What you’ll get: a Python 3.11 environment with retriever-core installed editable, plus a working first demo you can run in under a minute — no camera, no GUI, no robot hardware.

git clone https://github.com/openretriever/retriever.git
cd retriever
pixi install

pixi install reads pixi.toml, resolves conda and PyPI dependencies, pins Python to 3.11, and installs retriever-core as an editable package. Every demo is a Pixi task, so you never manage a virtualenv by hand.

pixi run demo-webcam-detection-mock

This is the deterministic first smoke: synthetic camera frames, stdout output, no camera permission, no GUI, no backend to configure. Stripped of INFO log lines, it prints:

============================================================
Perception Demo - Live or Mock Camera to Detection

Building perception pipeline:
  Camera @ Rate(20Hz) -> ColorDetector @ Trigger -> Display @ Rate

✓ Graph created: 3 nodes, 5 edges

Running for 0.1 seconds...
Tip: This run is using mock frames. Use --camera-mode real to require a live webcam path.
------------------------------------------------------------
  Frame 1: 2 objects - [('red_object', '0.95'), ('blue_object', '0.95')]
------------------------------------------------------------

A camera Flow emitted a frame, a color detector sampled it, and a display Flow printed the detections. The graph ran to a fixed duration and stopped. If you see this, the runtime works.

The distribution name is retriever-core; the import package is retriever:

from retriever.flow import Flow, Pipeline, Rate, io

A Flow is a stateful stream function. You declare typed IO with @io, subclass Flow, and override step():

@io
class NumberInput:
    value: int

@io
class NumberOutput:
    result: int

class DoubleFlow(Flow[NumberInput, NumberOutput]):
    def step(self, input: NumberInput):
        return NumberOutput(result=input.value * 2)

You compose Flows into a Pipeline, giving each edge an explicit sync= policy, then debug in-process before deploying async:

pipe.step(dt=0.1)              # advance the graph in-process, deterministically
pipe.run(backend="dora")       # deploy async; also "multiprocessing" or "in-process"

The same timestamped input trace yields the same output trace regardless of backend scheduling. That functional determinism is what makes local stepping, record, and replay well-defined.

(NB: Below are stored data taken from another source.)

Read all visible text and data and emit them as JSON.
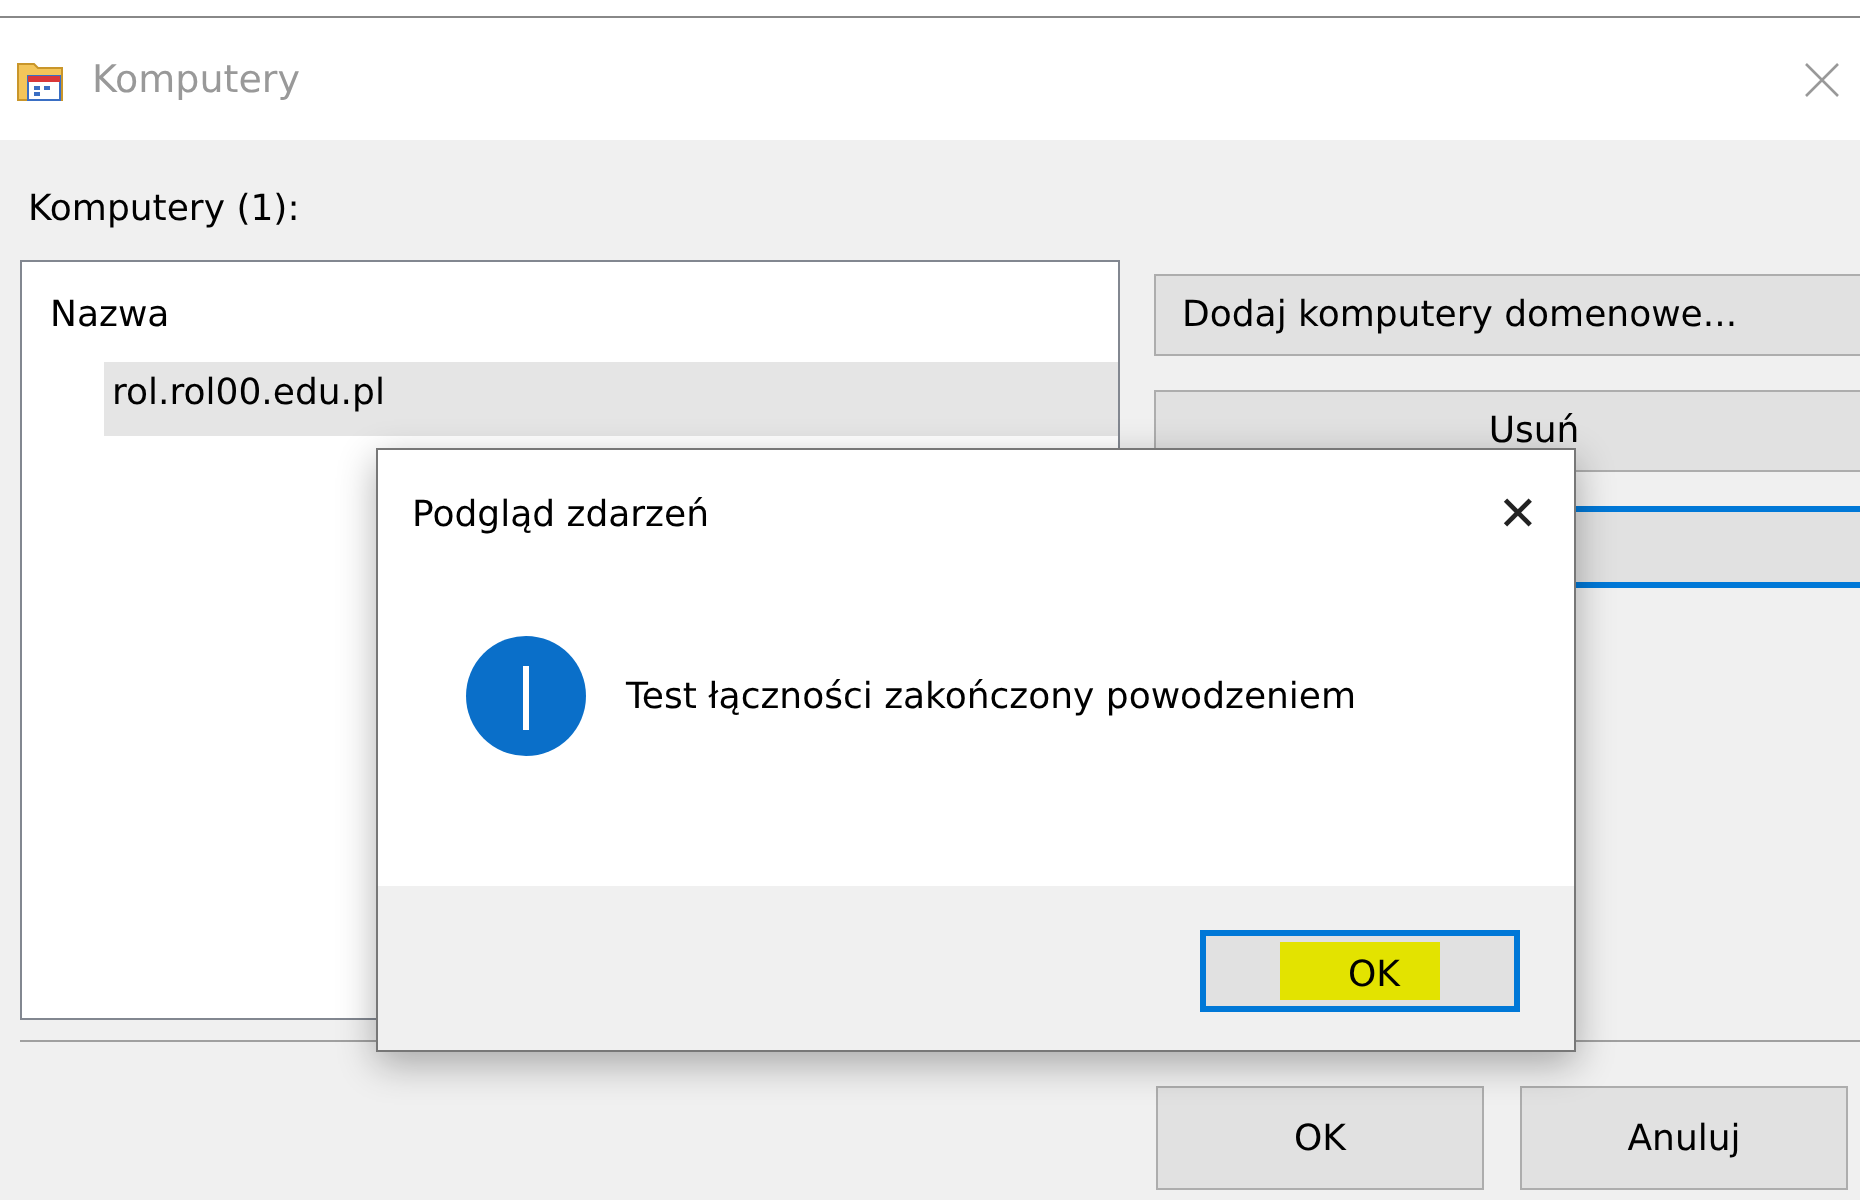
{
  "window": {
    "title": "Komputery"
  },
  "list_label": "Komputery (1):",
  "list": {
    "column": "Nazwa",
    "items": [
      {
        "label": "rol.rol00.edu.pl",
        "selected": true
      }
    ]
  },
  "side_buttons": [
    {
      "label": "Dodaj komputery domenowe...",
      "focused": false
    },
    {
      "label": "Usuń",
      "focused": false
    },
    {
      "focused": true
    }
  ],
  "footer_buttons": [
    {
      "label": "OK"
    },
    {
      "label": "Anuluj"
    }
  ],
  "dialog": {
    "title": "Podgląd zdarzeń",
    "close": "✕",
    "message": "Test łączności zakończony powodzeniem",
    "button": {
      "label": "OK",
      "focused": true,
      "highlighted": true
    }
  }
}
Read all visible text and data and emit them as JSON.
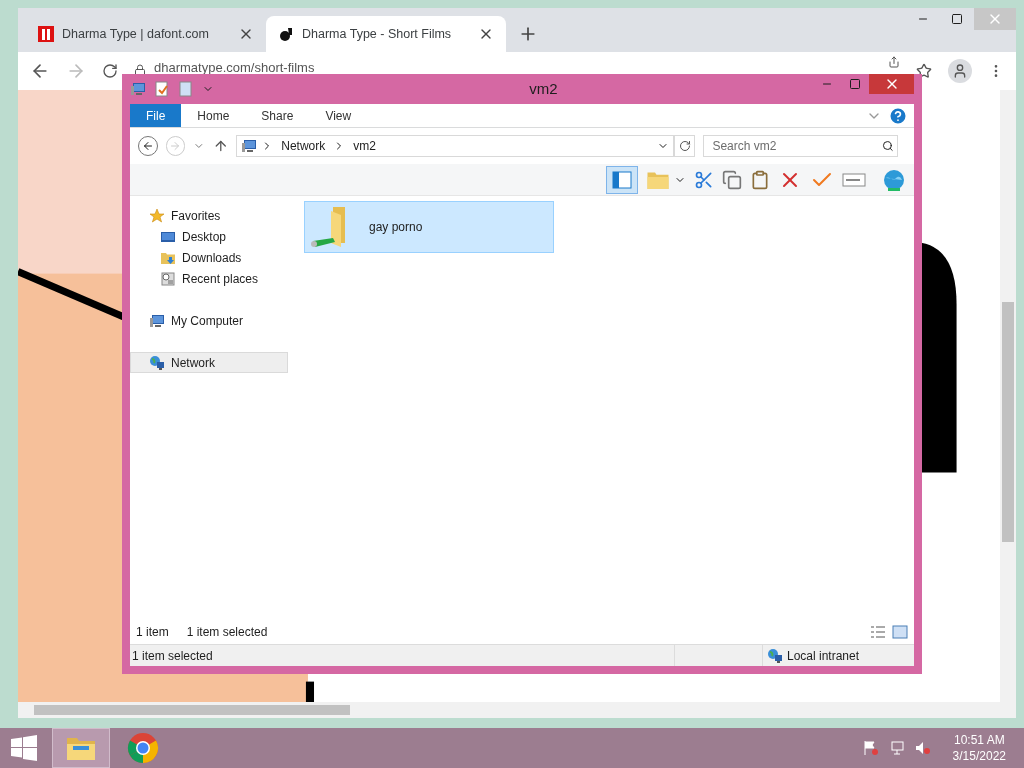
{
  "browser": {
    "tabs": [
      {
        "title": "Dharma Type | dafont.com",
        "selected": false,
        "kind": "dafont"
      },
      {
        "title": "Dharma Type - Short Films",
        "selected": true,
        "kind": "dharma"
      }
    ],
    "url": "dharmatype.com/short-films"
  },
  "explorer": {
    "title": "vm2",
    "ribbon_tabs": [
      {
        "label": "File",
        "selected": true
      },
      {
        "label": "Home",
        "selected": false
      },
      {
        "label": "Share",
        "selected": false
      },
      {
        "label": "View",
        "selected": false
      }
    ],
    "breadcrumbs": [
      "Network",
      "vm2"
    ],
    "search": {
      "placeholder": "Search vm2"
    },
    "nav": [
      {
        "label": "Favorites",
        "kind": "star",
        "selected": false,
        "children": [
          {
            "label": "Desktop",
            "kind": "desktop",
            "selected": false
          },
          {
            "label": "Downloads",
            "kind": "downloads",
            "selected": false
          },
          {
            "label": "Recent places",
            "kind": "recent",
            "selected": false
          }
        ]
      },
      {
        "label": "My Computer",
        "kind": "computer",
        "selected": false
      },
      {
        "label": "Network",
        "kind": "network",
        "selected": true
      }
    ],
    "files": [
      {
        "name": "gay porno",
        "selected": true
      }
    ],
    "item_count": "1 item",
    "selection_count": "1 item selected",
    "status_bar": {
      "text": "1 item selected",
      "zone": "Local intranet"
    }
  },
  "taskbar": {
    "apps": [
      {
        "kind": "explorer",
        "selected": true
      },
      {
        "kind": "chrome",
        "selected": false
      }
    ],
    "clock": {
      "time": "10:51 AM",
      "date": "3/15/2022"
    }
  }
}
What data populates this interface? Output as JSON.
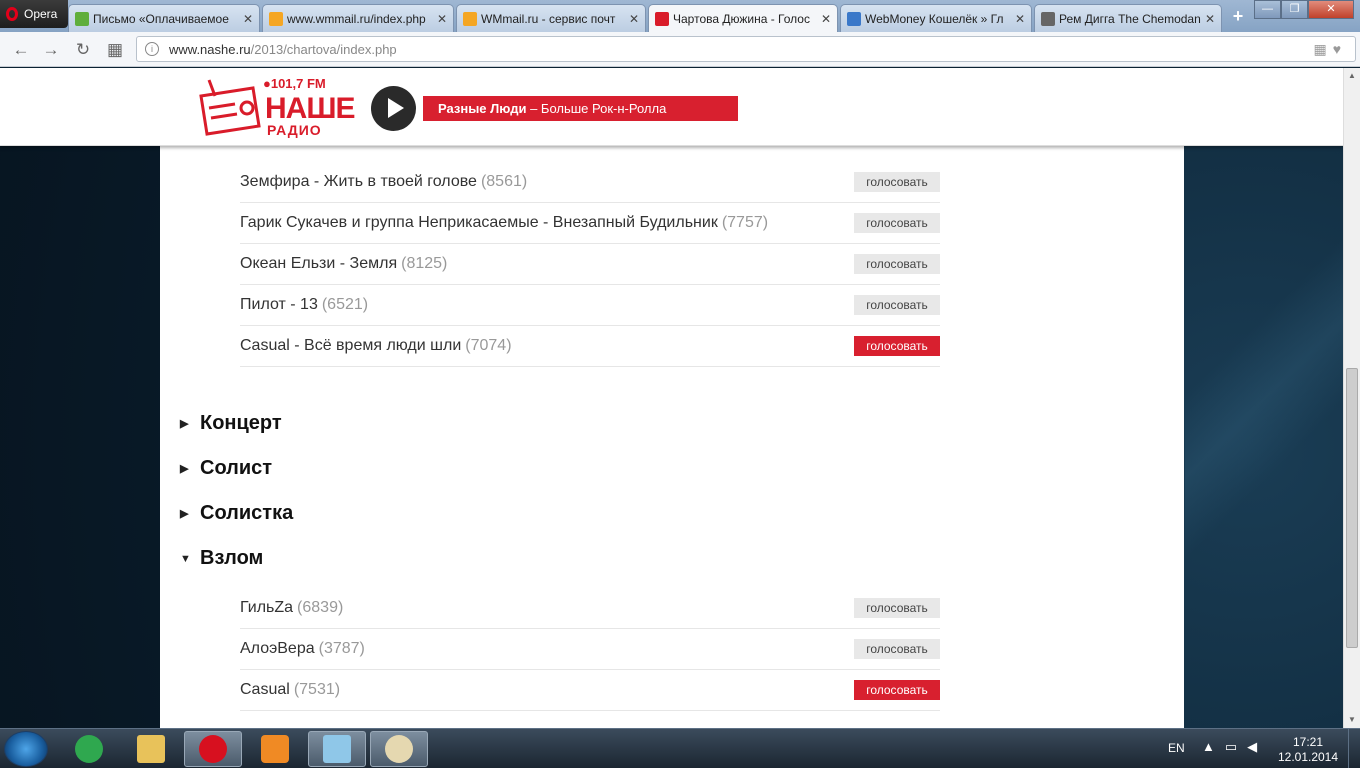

Once retriever-core is published to PyPI, users who only need the API — not the demos, graph renderer, or tutorial assets — will install it directly:

python -m pip install retriever-core   # planned; not yet on PyPI

Until then, the source checkout above is the supported path, and it is the only path that includes the repository demos, docs-tutorial-* graph renderers, Rerun examples, and tests.

Situation Command
Reliable first smoke, no camera, no GUI pixi run demo-webcam-detection-mock
Live webcam with automatic Rerun/stdout fallback pixi run demo-webcam-detection
Understand the smallest Flow first pixi run demo-basic-flow
Render an interactive HTML graph pixi run docs-tutorial-perception-html
Record a run, then replay it pixi run demo-webcam-record then pixi run demo-webcam-replay-rrd

demo-webcam-detection needs a real webcam and uses --visualize auto (Rerun when available, stdout otherwise). If you have no camera or a permission prompt blocks it, stay on -mock.

Symptom Try first Why
Camera permission or hardware fails pixi run demo-webcam-detection-mock Proves the runtime graph with no local devices.
Rerun viewer does not open pixi run demo-perception-stepper Separates viewer setup from runtime correctness.
A graph behaves unexpectedly pixi run docs-tutorial-perception-html Inspect nodes, ports, clocks, and sync policies first.
A result is hard to reproduce pixi run demo-webcam-record then replay Turns timing-sensitive input into a stable artifact.